Oddly the current High Sierra release is fine. So what exactly are they breaking .. I mean fixing that is worth breaking everything in the process. I don't get it. Why not start from stable and get better as an idea? It defies logic.
The problem is: OSs are really complex things. It wouldn't be wise to do a whole lot of optimizing while implementing new features. They mostly implement the features (where they maybe even have to break something else), test them, tweak them a little, and then they start optimizing / adding the finishing touches on them. But first they have to make sure that the features actually work as intended. That is why we see a lot of bugs in the first three to four betas. And then it gets better as things get optimized.

It's a tiny bit like open heart surgery. First you have to put the patient on bypass, then you operate and then you check if the heart starts pumping again. After that you can close him up. It wouldn't be wise to close the patient up before you know if his heart is working properly again.
 
There is still a very long way to go and those considering upgrading from High Sierra at this early stage would be taking a huge risk. That being said I updated from DP1 on an external partition and it went without hitch. One notable bug is with VLC 3.0.3 is you have to open a video file manually as it cannot be opened by selecting from the VLC interface. Also Steam although working is buggy.
Full Dark Mode on macOS Mojave is a huge draw for many and temptation to upgrade from High Sierra even at this early stage is considerable but treat Mojave as with any other new macOS release. I shall be waiting until at least two point updates following final release to ensure many of the bugs have been ironed out before using Mojave on my primary partition.

For people using their Macs daily professionally yes, as for the rest it's the most stable release I have been on since beta 1 and I have been on macOS/OS X since it's inception.


The problem is: OSs are really complex things. It wouldn't be wise to do a whole lot of optimizing while implementing new features. They mostly implement the features (where they maybe even have to break something else), test them, tweak them a little, and then they start optimizing / adding the finishing touches on them. But first they have to make sure that the features actually work as intended. That is why we see a lot of bugs in the first three to four betas. And then it gets better as things get optimized.

It's a tiny bit like open heart surgery. First you have to put the patient on bypass, then you operate and then you check if the heart starts pumping again. After that you can close him up. It wouldn't be wise to close the patient up before you know if his heart is working properly again.

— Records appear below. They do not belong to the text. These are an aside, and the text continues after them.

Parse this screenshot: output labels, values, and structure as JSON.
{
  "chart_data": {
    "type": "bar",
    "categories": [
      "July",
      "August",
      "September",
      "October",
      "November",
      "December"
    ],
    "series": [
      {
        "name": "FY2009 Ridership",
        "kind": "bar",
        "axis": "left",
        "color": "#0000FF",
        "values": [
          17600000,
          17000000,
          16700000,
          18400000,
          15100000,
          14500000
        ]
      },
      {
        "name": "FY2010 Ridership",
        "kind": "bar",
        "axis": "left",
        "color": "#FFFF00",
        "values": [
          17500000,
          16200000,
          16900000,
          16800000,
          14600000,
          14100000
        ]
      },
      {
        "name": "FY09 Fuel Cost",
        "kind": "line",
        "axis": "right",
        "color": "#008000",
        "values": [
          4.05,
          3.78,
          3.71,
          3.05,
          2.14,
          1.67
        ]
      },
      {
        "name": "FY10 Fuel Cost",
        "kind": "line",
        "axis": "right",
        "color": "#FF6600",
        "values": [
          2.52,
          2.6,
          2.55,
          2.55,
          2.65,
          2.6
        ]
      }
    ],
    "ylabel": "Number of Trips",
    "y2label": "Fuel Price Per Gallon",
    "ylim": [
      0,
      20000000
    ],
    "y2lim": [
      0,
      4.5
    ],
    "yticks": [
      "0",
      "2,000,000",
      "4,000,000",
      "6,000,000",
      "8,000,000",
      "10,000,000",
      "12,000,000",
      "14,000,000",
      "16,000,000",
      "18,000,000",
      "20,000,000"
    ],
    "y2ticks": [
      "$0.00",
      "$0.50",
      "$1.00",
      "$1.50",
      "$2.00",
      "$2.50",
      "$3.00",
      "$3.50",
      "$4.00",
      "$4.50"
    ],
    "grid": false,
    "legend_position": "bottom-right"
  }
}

Except you won't die when the OS is borked.;)
 
Unless you own your own company with wads of capital to spare, good luck getting your bosses to front the cash to rewrite a working system.

Even if money weren't an issue, even if the engineers had nothing better to do, even if it were easy to estimate the scope of such an effort, it would still be a terrible idea, as hidden in the existing software to be rewritten are plenty of assumptions and workarounds that haven't been documented. Perhaps they (inadvertently or not) avoid bugs. Perhaps they were expected behavior from users. Perhaps they weren't originally intended, but have since effectively become public APIs. In all those cases, a rewrite would break some of them.

I don't remember how many times I've looked at a system, wishing I could rewrite the whole damn thing, either to replatform with modern toolsets, undo a tangle of poorly designed, cobbled-together code base, or had better design concepts that would make the system more stable and supportable.

In general, the most you can hope for is to chip away at a problematic system by piecemeal. Perhaps, eventually, you will have rewritten a system one component at a time. Even then, working on someone else's dime... good luck with that.

Nothing wrong with rewriting portions of the code, especially when there's strong refactoring help from tooling (especially feasible with static typing) and automated tests that at least try to document existing expected behavior.

But yes, definitely piecemeal.

And you will introduce bugs. And accidentally "fix" some.